Tribuners adalah platform jurnalisme warga. Untuk berkontribusi, anda bisa mengirimkan karya dalam bentuk berita, opini, esai, maupun kolom ke email: redaksi@tribunnews.com.
Konten menjadi tanggungjawab penulis dan tidak mewakili pandangan redaksi tribunnews.com.
Diplomasi Nasi Goreng Versus Diplomasi Garing
Dalam akad itu, Prabowo beroleh hak mengatur ekonomi Indonesia dan menunjuk 10 menteri jika mereka menang pilpres.
Editor: Hasanudin Aco
Oleh: Sumaryoto Padmodiningrat
TRIBUNNEWS.COM - Soal kata, lidah bisa berbohong. Soal rasa, lidah tak pernah berbohong.
Maka begitu sang nyonya rumah menghidangkan nasi goreng spesial, bakmi Jawa dan bakwan, sang tamu pun langsung menyantapnya dengan lahap.
Hidangan itu dimasak dengan racikan bumbu istimewa langsung oleh sang nyonya rumah.
Sang tamu pun langsung melontarkan pujian. Klop. Antara kata dan rasa seiring seirama.

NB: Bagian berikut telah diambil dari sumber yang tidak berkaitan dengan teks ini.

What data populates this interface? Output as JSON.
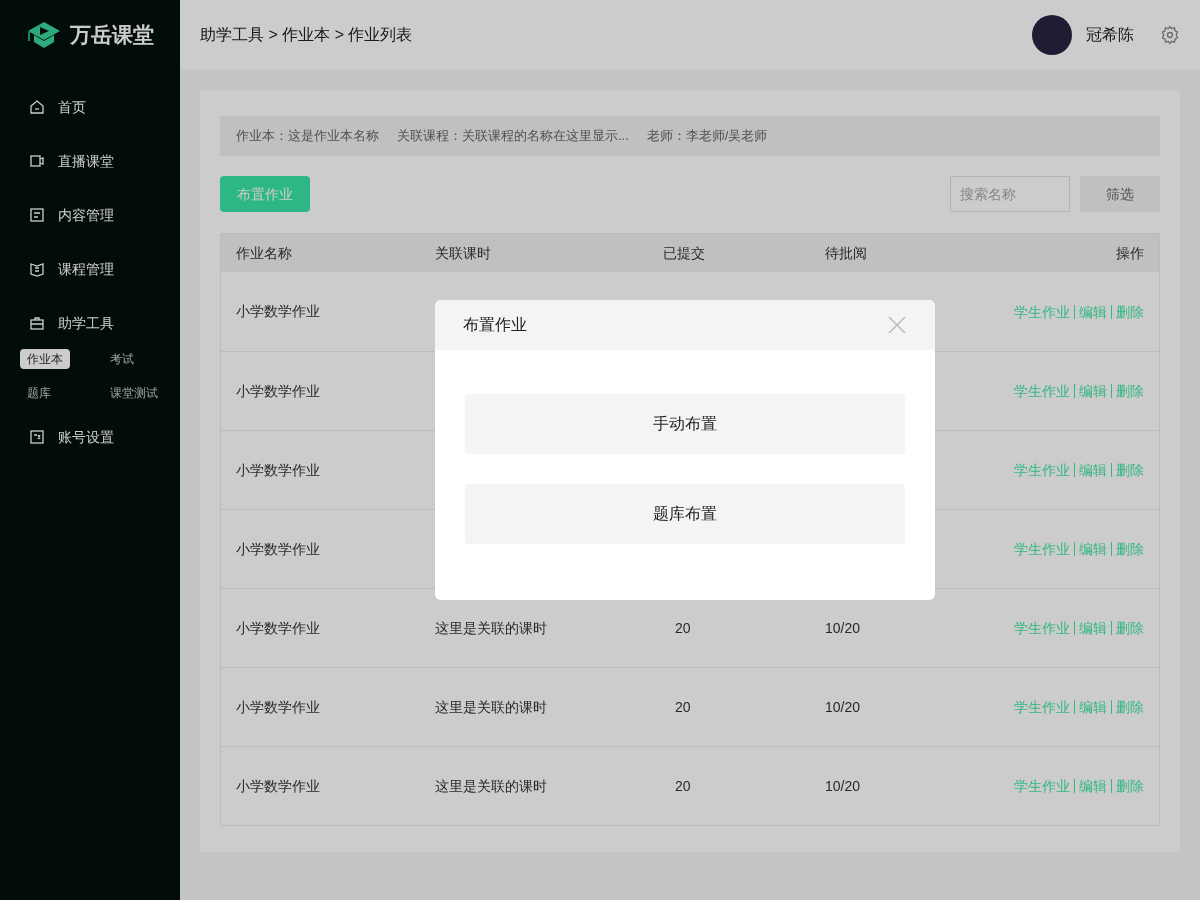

Itulah gambaran pertemuan Ketua Umum Partai Demokrasi Indonesia Perjuangan (PDIP) Megawati Soekarnoputri dengan Ketua Umum Partai Gerakan Indonesia Raya (Gerindra) Prabowo Subianto di kediaman Megawati di Jalan Teuku Umar, Menteng, Jakarta Pusat, Rabu (24/7/2019).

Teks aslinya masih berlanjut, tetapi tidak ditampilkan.